Texas Can’t Give Gay Couples Benefits, AG Says

     AUSTIN, Texas (CN) – Governments and school districts and Texas cannot offer health benefits to gay couples or unmarried straight couples, the state attorney general said.
     Attorney General Greg Abbott issued the opinion Monday after state Sen. Dan Patrick, R-Houston, asked him whether the Texas Constitution allowed such benefits. State voters approved changes to the constitution in 2005 that define marriage as being only between one man and one woman.
     Dallas County and several other counties, cities and school districts in Texas have since extended health benefits to domestic partners.
     Abbott said state law uses the term “domestic partnership” only to describe a type of business entity.
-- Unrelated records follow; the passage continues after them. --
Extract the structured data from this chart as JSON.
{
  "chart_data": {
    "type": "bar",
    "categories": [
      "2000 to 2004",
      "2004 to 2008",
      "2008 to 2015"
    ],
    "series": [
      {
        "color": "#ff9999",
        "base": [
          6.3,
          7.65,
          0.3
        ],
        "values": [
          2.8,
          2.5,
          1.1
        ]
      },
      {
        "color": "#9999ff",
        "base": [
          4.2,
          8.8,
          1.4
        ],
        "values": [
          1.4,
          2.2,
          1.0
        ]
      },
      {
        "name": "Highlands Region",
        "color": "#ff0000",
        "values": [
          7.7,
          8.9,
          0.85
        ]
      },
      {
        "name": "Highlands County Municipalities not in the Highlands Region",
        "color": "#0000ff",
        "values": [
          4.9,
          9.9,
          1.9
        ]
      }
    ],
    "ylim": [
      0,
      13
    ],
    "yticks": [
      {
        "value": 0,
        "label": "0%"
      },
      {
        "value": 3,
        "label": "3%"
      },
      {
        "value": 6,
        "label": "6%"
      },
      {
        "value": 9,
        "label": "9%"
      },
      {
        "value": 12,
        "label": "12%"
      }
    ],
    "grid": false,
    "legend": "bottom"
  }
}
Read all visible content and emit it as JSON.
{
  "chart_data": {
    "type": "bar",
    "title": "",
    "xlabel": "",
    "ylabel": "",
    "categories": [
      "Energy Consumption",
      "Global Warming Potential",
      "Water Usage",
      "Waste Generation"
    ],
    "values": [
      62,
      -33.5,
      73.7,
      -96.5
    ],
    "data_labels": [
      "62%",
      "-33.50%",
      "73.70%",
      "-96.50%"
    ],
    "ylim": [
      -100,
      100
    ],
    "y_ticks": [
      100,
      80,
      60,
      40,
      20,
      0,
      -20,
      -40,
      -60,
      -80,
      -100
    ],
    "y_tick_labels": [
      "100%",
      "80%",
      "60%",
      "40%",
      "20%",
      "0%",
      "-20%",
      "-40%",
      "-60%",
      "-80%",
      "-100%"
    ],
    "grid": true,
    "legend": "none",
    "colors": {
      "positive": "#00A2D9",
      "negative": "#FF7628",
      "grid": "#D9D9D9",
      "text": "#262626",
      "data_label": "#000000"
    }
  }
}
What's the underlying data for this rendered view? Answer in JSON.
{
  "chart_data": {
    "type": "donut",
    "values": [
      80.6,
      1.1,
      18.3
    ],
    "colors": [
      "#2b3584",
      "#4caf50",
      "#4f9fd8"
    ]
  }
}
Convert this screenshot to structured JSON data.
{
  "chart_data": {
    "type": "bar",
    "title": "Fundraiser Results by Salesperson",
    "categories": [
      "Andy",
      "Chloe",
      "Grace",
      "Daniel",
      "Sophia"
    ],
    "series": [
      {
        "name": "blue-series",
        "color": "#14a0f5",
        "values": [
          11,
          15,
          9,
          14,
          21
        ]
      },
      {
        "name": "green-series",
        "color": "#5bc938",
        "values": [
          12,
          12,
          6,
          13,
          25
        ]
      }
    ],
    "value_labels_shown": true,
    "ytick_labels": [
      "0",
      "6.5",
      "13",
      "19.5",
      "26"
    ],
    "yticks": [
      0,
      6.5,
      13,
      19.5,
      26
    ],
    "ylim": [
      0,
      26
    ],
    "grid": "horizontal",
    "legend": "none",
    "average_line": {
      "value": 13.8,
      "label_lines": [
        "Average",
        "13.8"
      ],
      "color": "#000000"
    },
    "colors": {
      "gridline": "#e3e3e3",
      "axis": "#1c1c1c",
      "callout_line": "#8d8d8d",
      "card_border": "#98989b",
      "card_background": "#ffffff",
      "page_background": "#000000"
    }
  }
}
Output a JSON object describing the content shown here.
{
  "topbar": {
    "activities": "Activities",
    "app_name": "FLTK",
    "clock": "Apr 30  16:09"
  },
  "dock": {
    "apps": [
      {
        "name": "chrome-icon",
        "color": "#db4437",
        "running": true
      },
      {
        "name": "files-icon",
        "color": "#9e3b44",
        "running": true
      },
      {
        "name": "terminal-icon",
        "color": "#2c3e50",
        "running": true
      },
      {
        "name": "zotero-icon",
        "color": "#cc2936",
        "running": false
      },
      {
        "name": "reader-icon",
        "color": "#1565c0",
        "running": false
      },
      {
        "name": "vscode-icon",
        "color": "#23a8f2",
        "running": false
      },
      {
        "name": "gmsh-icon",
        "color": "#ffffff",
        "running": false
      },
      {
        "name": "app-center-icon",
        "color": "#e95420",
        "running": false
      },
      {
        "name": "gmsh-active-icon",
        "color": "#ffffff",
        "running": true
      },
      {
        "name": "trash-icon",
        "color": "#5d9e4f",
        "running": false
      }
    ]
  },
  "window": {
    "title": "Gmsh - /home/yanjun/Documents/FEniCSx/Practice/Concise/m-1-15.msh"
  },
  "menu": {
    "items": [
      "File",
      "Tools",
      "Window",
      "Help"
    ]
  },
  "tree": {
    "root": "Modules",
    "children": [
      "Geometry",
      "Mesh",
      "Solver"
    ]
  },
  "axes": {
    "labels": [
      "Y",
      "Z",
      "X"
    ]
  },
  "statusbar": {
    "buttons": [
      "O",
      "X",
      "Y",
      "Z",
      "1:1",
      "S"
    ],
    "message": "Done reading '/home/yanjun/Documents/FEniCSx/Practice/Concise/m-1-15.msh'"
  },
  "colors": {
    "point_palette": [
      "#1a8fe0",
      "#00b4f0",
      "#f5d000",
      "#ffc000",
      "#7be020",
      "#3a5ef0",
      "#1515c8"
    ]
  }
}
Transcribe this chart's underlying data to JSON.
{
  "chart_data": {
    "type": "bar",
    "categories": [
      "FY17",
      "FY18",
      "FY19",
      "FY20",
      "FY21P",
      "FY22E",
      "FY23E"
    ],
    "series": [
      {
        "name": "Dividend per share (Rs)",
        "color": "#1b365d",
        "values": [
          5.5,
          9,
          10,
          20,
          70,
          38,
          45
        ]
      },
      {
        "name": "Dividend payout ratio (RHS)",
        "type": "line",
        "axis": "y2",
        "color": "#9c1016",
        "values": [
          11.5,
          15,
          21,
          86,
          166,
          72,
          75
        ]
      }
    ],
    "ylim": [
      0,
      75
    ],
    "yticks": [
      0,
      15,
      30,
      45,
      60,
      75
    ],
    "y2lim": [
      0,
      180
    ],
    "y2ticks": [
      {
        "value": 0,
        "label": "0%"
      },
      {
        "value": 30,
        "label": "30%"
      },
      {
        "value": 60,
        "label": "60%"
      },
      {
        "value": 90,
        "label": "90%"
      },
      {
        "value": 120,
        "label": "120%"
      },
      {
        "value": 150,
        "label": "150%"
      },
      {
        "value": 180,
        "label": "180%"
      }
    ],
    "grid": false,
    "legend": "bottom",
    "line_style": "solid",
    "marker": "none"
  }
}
The constitution provision “explicitly prohibits” local government from creating or recognizing a legal status that is identical or similar to marriage between a man and woman, according to his opinion.
     “The domestic partnerships about which you inquire are entirely a creation of the relevant political subdivisions,” Abbott wrote. “By creating domestic partnerships and offering health benefits based on them, the political subdivisions have created and recognized something not established by Texas law.”
     Marriage is usually associated with the criteria each political subdivision laid out for establishing a domestic partnership, the attorney general added.
     “Every political subdivision that you reference requires that applicants for domestic partnership status attest that prior undissolved marriages, consanguinity, and age would not operate to preclude them from marrying under state law,” the opinion states.
     Thus, the domestic partnership criteria established by these political subdivisions have various characteristics in common with the criteria for marriage, and the domestic partnership status resembles marriage in these respects, Abbott said.
     Abbott declined to give an opinion on several suits concerning “defense of marriage” laws from other states before the U.S. Supreme Court. He says the court’s decision could “call into question the enforceability” of Texas’ gay marriage ban under the U.S. Constitution.
     “The Supreme Court heard arguments in these cases on March 26 adn 27, 2013 and will likely render a decision before the court’s current term ends in June of this year,” Abbott writes. “Those cases involve issues of federal constitutional law that are beyond the scope of [Patrick’s] question about the meaning of the Texas Constitution.”
     In October, Dallas County Commissioners approved a subsidy for the purchase or continuation of private medical insurance for any county employee’s domestic partner and children.
     The subsidy is offered to both same-sex and opposite-sex couples as long as they provide proof that they have lived together for at least six months.
     Commissioners John Wiley Price and Elba Garcia and County Judge Clay Jenkins – all Democrats – approved the measure. Republican Commissioners Maurine Dickey and Mike Cantrell voted against the measure.